Single by Steve Holy

from the album Blue Moon
- Released: July 16, 2001
- Recorded: Summer 2000
- Genre: Country pop; soft rock;
- Length: 3:30
- Label: Curb
- Songwriters: Zack Lyle; Todd Cerney;
- Producer: Wilbur C. Rimes

Steve Holy singles chronology
| "The Hunger" (2000) | "Good Morning Beautiful" (2001) | "I'm Not Breakin'" (2003) |

Music video
- "Good Morning Beautiful" on YouTube

= Good Morning Beautiful (song) =

2001 single by Steve Holy

"Good Morning Beautiful" is a song written by Zack Lyle and Todd Cerney, and recorded by American country music artist Steve Holy. It was released in July 2001 as the fourth single from the album Blue Moon. The song slowly became a major hit, reaching No. 1 on the Billboard Hot Country Singles & Tracks chart on February 2, 2002. The song's five-week reign atop the chart was part of a 41-week chart run.

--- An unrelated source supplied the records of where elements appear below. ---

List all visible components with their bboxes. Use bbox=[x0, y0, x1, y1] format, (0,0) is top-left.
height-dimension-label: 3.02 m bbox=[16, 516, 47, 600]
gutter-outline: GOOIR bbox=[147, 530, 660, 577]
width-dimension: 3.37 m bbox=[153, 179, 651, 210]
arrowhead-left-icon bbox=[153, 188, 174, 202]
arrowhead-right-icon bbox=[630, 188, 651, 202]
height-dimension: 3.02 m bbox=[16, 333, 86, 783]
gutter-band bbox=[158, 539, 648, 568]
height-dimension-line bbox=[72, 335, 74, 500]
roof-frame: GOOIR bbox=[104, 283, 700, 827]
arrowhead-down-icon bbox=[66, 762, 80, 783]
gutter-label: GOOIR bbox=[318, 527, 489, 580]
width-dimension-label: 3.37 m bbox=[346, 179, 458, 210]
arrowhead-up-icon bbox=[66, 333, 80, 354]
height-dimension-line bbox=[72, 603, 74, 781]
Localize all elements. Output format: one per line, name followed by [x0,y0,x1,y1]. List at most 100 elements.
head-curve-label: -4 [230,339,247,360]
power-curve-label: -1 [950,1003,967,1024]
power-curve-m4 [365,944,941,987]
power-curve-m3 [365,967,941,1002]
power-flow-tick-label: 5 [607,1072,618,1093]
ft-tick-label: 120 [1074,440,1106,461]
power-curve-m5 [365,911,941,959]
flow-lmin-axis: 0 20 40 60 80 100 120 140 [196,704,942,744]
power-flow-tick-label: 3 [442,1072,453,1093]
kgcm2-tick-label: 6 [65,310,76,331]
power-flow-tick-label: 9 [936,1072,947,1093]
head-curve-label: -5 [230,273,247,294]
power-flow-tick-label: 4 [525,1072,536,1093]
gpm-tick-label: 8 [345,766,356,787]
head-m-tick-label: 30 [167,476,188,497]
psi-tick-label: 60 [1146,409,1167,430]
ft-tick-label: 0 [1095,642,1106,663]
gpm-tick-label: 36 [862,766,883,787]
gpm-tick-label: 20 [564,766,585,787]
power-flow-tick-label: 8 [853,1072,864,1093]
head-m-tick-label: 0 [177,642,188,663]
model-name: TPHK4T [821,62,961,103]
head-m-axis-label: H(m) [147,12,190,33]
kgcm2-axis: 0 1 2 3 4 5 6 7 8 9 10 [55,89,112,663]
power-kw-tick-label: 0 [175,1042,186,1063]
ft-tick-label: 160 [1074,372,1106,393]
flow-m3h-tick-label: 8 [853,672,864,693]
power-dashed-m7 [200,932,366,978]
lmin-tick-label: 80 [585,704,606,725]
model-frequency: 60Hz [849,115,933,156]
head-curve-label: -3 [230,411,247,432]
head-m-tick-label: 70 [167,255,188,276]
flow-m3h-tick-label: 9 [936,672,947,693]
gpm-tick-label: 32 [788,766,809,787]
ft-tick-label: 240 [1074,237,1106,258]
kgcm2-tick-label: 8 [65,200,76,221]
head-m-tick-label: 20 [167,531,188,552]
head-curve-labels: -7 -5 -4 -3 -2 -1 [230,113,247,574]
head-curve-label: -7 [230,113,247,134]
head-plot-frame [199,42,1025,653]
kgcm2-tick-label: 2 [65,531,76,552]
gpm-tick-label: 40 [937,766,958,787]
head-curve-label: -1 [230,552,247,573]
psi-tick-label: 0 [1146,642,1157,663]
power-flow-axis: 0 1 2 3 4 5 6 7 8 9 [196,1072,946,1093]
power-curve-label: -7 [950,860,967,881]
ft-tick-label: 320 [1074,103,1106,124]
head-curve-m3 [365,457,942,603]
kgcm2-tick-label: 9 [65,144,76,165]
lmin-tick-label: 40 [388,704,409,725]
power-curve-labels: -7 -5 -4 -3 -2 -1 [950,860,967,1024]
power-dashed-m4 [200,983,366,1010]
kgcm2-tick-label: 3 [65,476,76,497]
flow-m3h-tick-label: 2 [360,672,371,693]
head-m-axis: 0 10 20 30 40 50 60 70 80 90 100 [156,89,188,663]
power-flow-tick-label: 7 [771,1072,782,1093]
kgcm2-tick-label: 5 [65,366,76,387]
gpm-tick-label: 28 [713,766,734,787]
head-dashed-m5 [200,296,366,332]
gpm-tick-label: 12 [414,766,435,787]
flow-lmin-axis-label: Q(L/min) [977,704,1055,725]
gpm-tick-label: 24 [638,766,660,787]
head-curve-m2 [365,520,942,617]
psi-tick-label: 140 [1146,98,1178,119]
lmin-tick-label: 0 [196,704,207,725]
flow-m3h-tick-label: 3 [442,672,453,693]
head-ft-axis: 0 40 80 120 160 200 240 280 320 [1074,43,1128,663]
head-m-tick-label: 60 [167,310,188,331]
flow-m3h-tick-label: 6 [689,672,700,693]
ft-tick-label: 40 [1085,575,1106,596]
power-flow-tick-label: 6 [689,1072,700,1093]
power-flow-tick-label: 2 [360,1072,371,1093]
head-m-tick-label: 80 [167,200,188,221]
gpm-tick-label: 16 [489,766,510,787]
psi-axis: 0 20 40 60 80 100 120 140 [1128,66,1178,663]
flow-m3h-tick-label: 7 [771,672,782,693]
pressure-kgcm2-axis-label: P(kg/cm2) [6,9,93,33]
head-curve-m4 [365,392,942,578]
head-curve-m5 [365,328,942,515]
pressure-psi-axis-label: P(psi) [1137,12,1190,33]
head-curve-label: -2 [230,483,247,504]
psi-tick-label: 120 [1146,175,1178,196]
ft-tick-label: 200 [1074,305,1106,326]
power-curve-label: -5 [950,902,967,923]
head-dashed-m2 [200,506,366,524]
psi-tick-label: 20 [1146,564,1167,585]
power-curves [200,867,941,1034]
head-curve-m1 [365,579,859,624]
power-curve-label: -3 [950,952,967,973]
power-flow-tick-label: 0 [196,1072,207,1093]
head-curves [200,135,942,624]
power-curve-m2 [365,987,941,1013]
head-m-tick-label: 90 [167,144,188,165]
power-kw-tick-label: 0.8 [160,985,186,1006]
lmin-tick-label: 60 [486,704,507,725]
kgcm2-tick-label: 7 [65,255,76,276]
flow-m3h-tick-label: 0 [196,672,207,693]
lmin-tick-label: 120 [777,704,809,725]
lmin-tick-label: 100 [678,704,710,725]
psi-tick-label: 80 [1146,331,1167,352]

Featured in the movie Angel Eyes, "Good Morning Beautiful" was initially released as a cut from the movie's soundtrack. Following the song's chart success, "Good Morning Beautiful" was added to later presses of Holy's debut album Blue Moon.

==Personnel==
From Blue Moon liner notes.

- Milo Deering - acoustic guitar, mandolin
- Randy Fouts - piano
- Annagrey LaBasse - background vocals
- Gary Leach - keyboards, background vocals
- Curtis Randall - bass guitar
- Marty Walsh - electric guitar
- Matthew Ward - background vocals
- Dan Wojciechowski - drums

==Chart performance==
"Good Morning Beautiful" debuted at number 53 on the U.S. Billboard Hot Country Singles & Tracks for the chart week of July 28, 2001. The song topped Billboards Hot Country Songs chart for five consecutive weeks, beginning the week of February 2, 2002, spending a total of 41 weeks on the chart. For more than four years, it represented the only No. 1 hit for Holy, whose other songs had failed to peak any higher than No. 24 on the Country chart. That distinction ended when Holy released "Brand New Girlfriend" in 2006, which became his second No. 1 single.

===Charts===

| Chart (2001–2002) | Peak position |
|---|---|
| US Billboard Hot 100 | 29 |
| US Hot Country Songs (Billboard) | 1 |

===Year-end charts===

| Chart (2002) | Position |
|---|---|
| US Billboard Hot 100 | 84 |
| US Country Songs (Billboard) | 4 |

==Covers==
Nathan Carter, a Country 'n Irish artist covered the song on his 2015 album Beautiful Life. A music video was also released featuring Carter singing the song and playing the piano while a couple are dancing in the background.